La Constitución manifiesta claramente que la prioridad del Banco de México es procurar la estabilidad del poder adquisitivo de la moneda, léase, abatir permanentemente la inflación.  Muchas personas, incluyendo Andrés Manuel López Obrador, han manifestado su deseo de que el banco central tenga doble objetivo, no sólo controlar la inflación, sino también velar por el crecimiento económico y la creación de empleo, tal como lo tiene la Reserva Federal en Estados Unidos.

Sin embargo, el tener un objetivo prioritario no está peleado con un segundo y en el fondo, realmente no hay mucha diferencia en cómo conducen la política monetaria en ambos países.  En ambos casos existen los dos objetivos.  La diferencia es que en Estados Unidos la Reserva Federal le da mayor prioridad (implícita) al control inflacionario, mientras que aquí el Banco de México tiene los mismos dos objetivos, aunque el segundo no es explícito.

¿Esto qué significa?  En los dos países se reconoce los límites y alcances de la política monetaria.  Se sabe que es el instrumento ideal para controlar la inflación, mientras que puede coadyuvar al crecimiento económico en el corto plazo, pero su contribución fundamental es mediante un ambiente de estabilidad macroeconómico.  Esto significa que nunca van a permitir un ambiente de inflación, ya que sus efectos desestabilizadores no sólo van en perjuicio del poder adquisitivo, sino también en contra del ambiente macroeconómico que fomento el crecimiento económico.  No obstante, cuando no existen presiones inflacionarias, es posible llevar a cabo una política monetaria más laxa que pudiera estimular la inversión y el crecimiento económico mediante tasas más bajas.

Si uno estudia las decisiones de política monetaria en Estados Unidos, queda evidente que la Reserva Federal nunca ha bajado su tasa objetivo cuando existen amenazas o presiones inflacionarias, aun en casos de estancamiento o bajo crecimiento económico.  Al enfrentar sus dos objetivos, siempre le ha dado prioridad a la estabilidad de precios.  Por lo mismo, no es necesario cambiar su mandato ya que queda claro los alcances y limitaciones de sus políticas.

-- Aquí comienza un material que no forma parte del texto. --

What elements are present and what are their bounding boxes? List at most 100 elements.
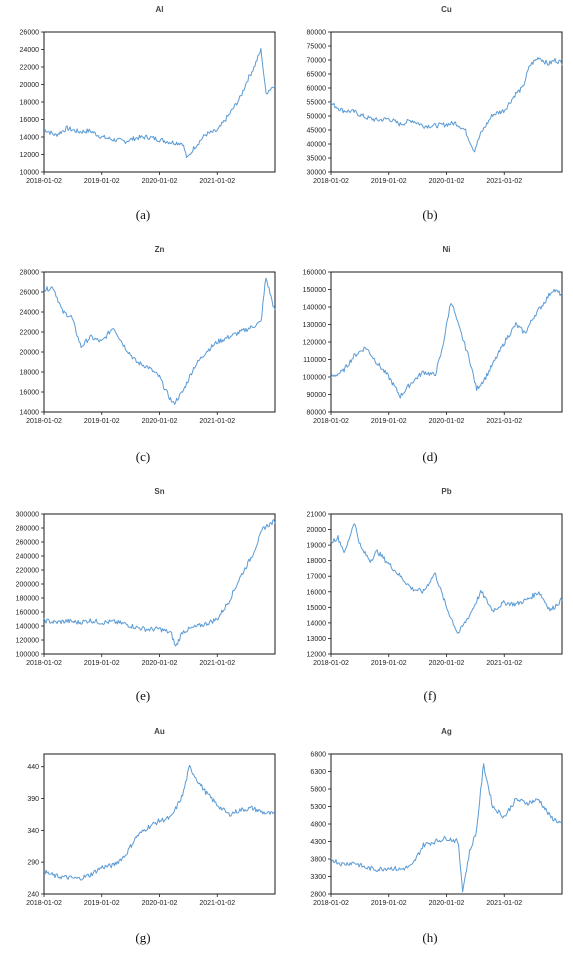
y-tick-label: 14000 bbox=[20, 135, 40, 142]
y-tick-label: 26000 bbox=[20, 30, 40, 37]
x-tick-label: 2021-01-02 bbox=[199, 900, 235, 907]
y-tick-label: 19000 bbox=[307, 543, 327, 550]
panel-caption: (e) bbox=[135, 688, 151, 703]
y-tick-label: 340 bbox=[27, 828, 39, 835]
chart-title: Ni bbox=[443, 245, 451, 254]
y-tick-label: 70000 bbox=[307, 58, 327, 65]
x-tick-label: 2019-01-02 bbox=[371, 418, 407, 425]
y-tick-label: 90000 bbox=[307, 392, 327, 399]
x-tick-label: 2021-01-02 bbox=[199, 178, 235, 185]
y-tick-label: 26000 bbox=[20, 290, 40, 297]
x-tick-label: 2020-01-02 bbox=[429, 178, 465, 185]
y-tick-label: 110000 bbox=[303, 357, 326, 364]
y-tick-label: 240000 bbox=[16, 554, 39, 561]
y-tick-label: 6300 bbox=[310, 769, 326, 776]
y-tick-label: 12000 bbox=[307, 652, 327, 659]
y-tick-label: 5300 bbox=[310, 804, 326, 811]
y-tick-label: 18000 bbox=[20, 100, 40, 107]
x-tick-label: 2020-01-02 bbox=[142, 418, 178, 425]
y-tick-label: 240 bbox=[27, 892, 39, 899]
y-tick-label: 24000 bbox=[20, 47, 40, 54]
y-tick-label: 150000 bbox=[303, 287, 326, 294]
y-tick-label: 80000 bbox=[307, 30, 327, 37]
x-tick-label: 2019-01-02 bbox=[84, 660, 120, 667]
plot-frame bbox=[330, 753, 563, 895]
y-tick-label: 6800 bbox=[310, 752, 326, 759]
plot-frame bbox=[330, 513, 563, 655]
y-tick-label: 14000 bbox=[20, 410, 40, 417]
x-tick-label: 2018-01-02 bbox=[313, 660, 349, 667]
series-line bbox=[330, 57, 563, 153]
y-tick-label: 160000 bbox=[303, 270, 326, 277]
y-tick-label: 100000 bbox=[16, 652, 39, 659]
y-tick-label: 16000 bbox=[20, 390, 40, 397]
series-line bbox=[43, 519, 276, 647]
y-tick-label: 5800 bbox=[310, 787, 326, 794]
y-tick-label: 140000 bbox=[16, 624, 39, 631]
y-tick-label: 4800 bbox=[310, 822, 326, 829]
y-tick-label: 55000 bbox=[307, 100, 327, 107]
y-tick-label: 10000 bbox=[20, 170, 40, 177]
series-line bbox=[43, 277, 276, 405]
x-tick-label: 2018-01-02 bbox=[313, 418, 349, 425]
y-tick-label: 60000 bbox=[307, 86, 327, 93]
series-line bbox=[330, 763, 563, 893]
chart-title: Zn bbox=[155, 245, 165, 254]
chart-title: Cu bbox=[441, 5, 452, 14]
series-line bbox=[330, 288, 563, 399]
y-tick-label: 16000 bbox=[307, 589, 327, 596]
chart-svg: Pb 12000 13000 14000 15000 16000 17000 18000 190… bbox=[307, 487, 563, 667]
y-tick-label: 440 bbox=[27, 764, 39, 771]
chart-panel-cu: Cu 30000 35000 40000 45000 50000 55000 60000 650… bbox=[287, 0, 573, 237]
chart-panel-zn: Zn 14000 16000 18000 20000 22000 24000 26000 280… bbox=[0, 240, 286, 477]
plot-frame bbox=[330, 31, 563, 173]
x-tick-label: 2019-01-02 bbox=[371, 900, 407, 907]
series-line bbox=[330, 523, 563, 634]
y-tick-label: 20000 bbox=[20, 350, 40, 357]
x-tick-label: 2018-01-02 bbox=[26, 418, 62, 425]
y-tick-label: 50000 bbox=[307, 114, 327, 121]
x-tick-label: 2020-01-02 bbox=[142, 900, 178, 907]
y-tick-label: 280000 bbox=[16, 526, 39, 533]
x-tick-label: 2019-01-02 bbox=[84, 418, 120, 425]
chart-title: Al bbox=[156, 5, 164, 14]
series-line bbox=[43, 47, 276, 159]
y-tick-label: 300000 bbox=[16, 512, 39, 519]
y-tick-label: 12000 bbox=[20, 152, 40, 159]
y-tick-label: 20000 bbox=[20, 82, 40, 89]
chart-panel-pb: Pb 12000 13000 14000 15000 16000 17000 18000 190… bbox=[287, 482, 573, 719]
y-tick-label: 22000 bbox=[20, 330, 40, 337]
x-tick-label: 2020-01-02 bbox=[429, 660, 465, 667]
x-tick-label: 2019-01-02 bbox=[371, 178, 407, 185]
x-tick-label: 2019-01-02 bbox=[371, 660, 407, 667]
chart-panel-au: Au 240 290 340 390 440 2018-01-02 2019-01-02 202… bbox=[0, 722, 286, 959]
y-tick-label: 16000 bbox=[20, 117, 40, 124]
y-tick-label: 18000 bbox=[20, 370, 40, 377]
chart-svg: Au 240 290 340 390 440 2018-01-02 2019-01-02 202… bbox=[26, 727, 276, 907]
chart-panel-ag: Ag 2800 3300 3800 4300 4800 5300 5800 6300 6800 20… bbox=[287, 722, 573, 959]
plot-frame bbox=[43, 513, 276, 655]
chart-svg: Ag 2800 3300 3800 4300 4800 5300 5800 6300 6800 20… bbox=[310, 727, 563, 907]
chart-svg: Zn 14000 16000 18000 20000 22000 24000 26000 280… bbox=[20, 245, 276, 425]
y-tick-label: 390 bbox=[27, 796, 39, 803]
y-tick-label: 28000 bbox=[20, 270, 40, 277]
x-tick-label: 2019-01-02 bbox=[84, 178, 120, 185]
panel-caption: (f) bbox=[423, 688, 437, 703]
chart-svg: Ni 80000 90000 100000 110000 120000 130000 1400… bbox=[303, 245, 563, 425]
x-tick-label: 2018-01-02 bbox=[313, 900, 349, 907]
panel-caption: (d) bbox=[422, 449, 438, 464]
y-tick-label: 65000 bbox=[307, 72, 327, 79]
y-tick-label: 13000 bbox=[307, 636, 327, 643]
x-tick-label: 2018-01-02 bbox=[26, 660, 62, 667]
y-tick-label: 20000 bbox=[307, 527, 327, 534]
y-tick-label: 30000 bbox=[307, 170, 327, 177]
y-tick-label: 14000 bbox=[307, 620, 327, 627]
panel-caption: (a) bbox=[135, 207, 151, 222]
chart-panel-ni: Ni 80000 90000 100000 110000 120000 130000 1400… bbox=[287, 240, 573, 477]
chart-svg: Al 10000 12000 14000 16000 18000 20000 22000 240… bbox=[20, 5, 276, 185]
plot-frame bbox=[43, 753, 276, 895]
chart-svg: Cu 30000 35000 40000 45000 50000 55000 60000 650… bbox=[307, 5, 563, 185]
y-tick-label: 180000 bbox=[16, 596, 39, 603]
y-tick-label: 200000 bbox=[16, 582, 39, 589]
chart-title: Sn bbox=[154, 487, 164, 496]
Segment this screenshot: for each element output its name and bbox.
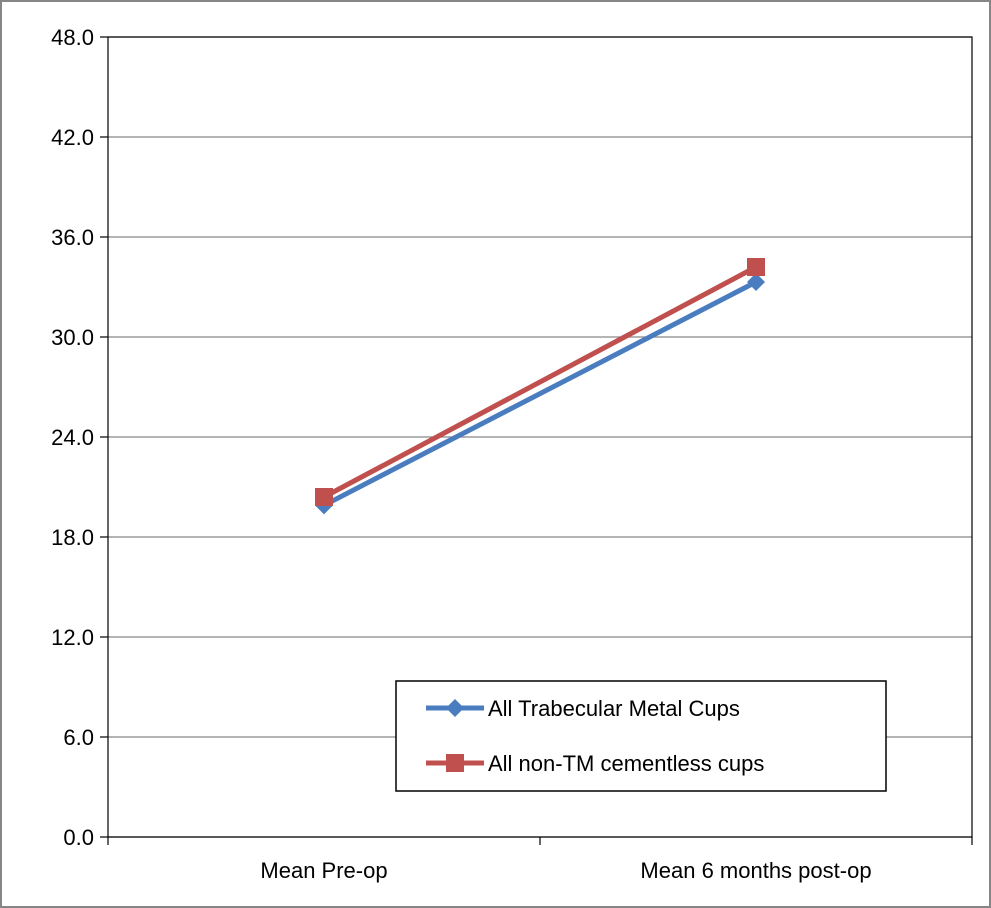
data-point-square: [747, 258, 765, 276]
y-tick-label: 0.0: [63, 825, 94, 850]
legend-box: [395, 680, 887, 792]
legend-marker-diamond: [446, 699, 464, 717]
legend-entry: All non-TM cementless cups: [426, 751, 764, 776]
legend-marker-square: [446, 754, 464, 772]
series-line: [322, 264, 758, 500]
x-tick-label: Mean Pre-op: [260, 858, 387, 883]
y-tick-label: 18.0: [51, 525, 94, 550]
y-tick-label: 12.0: [51, 625, 94, 650]
y-tick-label: 42.0: [51, 125, 94, 150]
axes: 0.0 6.0 12.0 18.0 24.0 30.0 36.0 42.0 48.0 Mean P…: [51, 25, 973, 883]
y-tick-label: 24.0: [51, 425, 94, 450]
legend-entry: All Trabecular Metal Cups: [426, 696, 740, 721]
legend-label: All non-TM cementless cups: [488, 751, 764, 776]
y-tick-label: 6.0: [63, 725, 94, 750]
series-group: [315, 258, 765, 515]
series-2: [315, 258, 765, 506]
legend-label: All Trabecular Metal Cups: [488, 696, 740, 721]
data-point-square: [315, 488, 333, 506]
y-tick-label: 30.0: [51, 325, 94, 350]
series-line: [322, 279, 758, 508]
y-tick-label: 36.0: [51, 225, 94, 250]
legend: All Trabecular Metal Cups All non-TM ceme…: [395, 680, 887, 792]
data-point-diamond: [747, 273, 765, 291]
x-tick-label: Mean 6 months post-op: [640, 858, 871, 883]
y-tick-label: 48.0: [51, 25, 94, 50]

En México podemos ver lo mismo.  Si leemos las minutas de las juntas de gobierno, los anuncios de política monetaria y demás documentos que respaldan sus decisiones, siempre vemos el análisis de los balances de riesgo, tanto de inflación como de crecimiento económico.  Desde que se implementó la política actual de tener una tasa objetivo para el mercado interbancario (a principios de 2008), hemos visto que el Banco se ha inclinado mucho más por una postura laxa que por una restrictiva.  Por ejemplo, ha mantenido la tasa de política monetaria en 4.5% por más de mil días consecutivos a pesar de que todavía no ha alcanzado el objetivo permanente de una tasa de inflación de 3%.  Sin embargo, dado que la inflación se ubica por debajo de 4% y no existen presiones inflacionarias importantes, la Junta de Gobierno ha preferido mantener una política relativamente laxa conducente al crecimiento económico de corto plazo, ya que sabe que no va en perjuicio de la estabilidad macroeconómica actual.

Sin dudas, el comportamiento de Banxico es compatible con un doble mandato, pero siempre con el cuidado suficiente para procurar la estabilidad del poder adquisitivo de la moneda.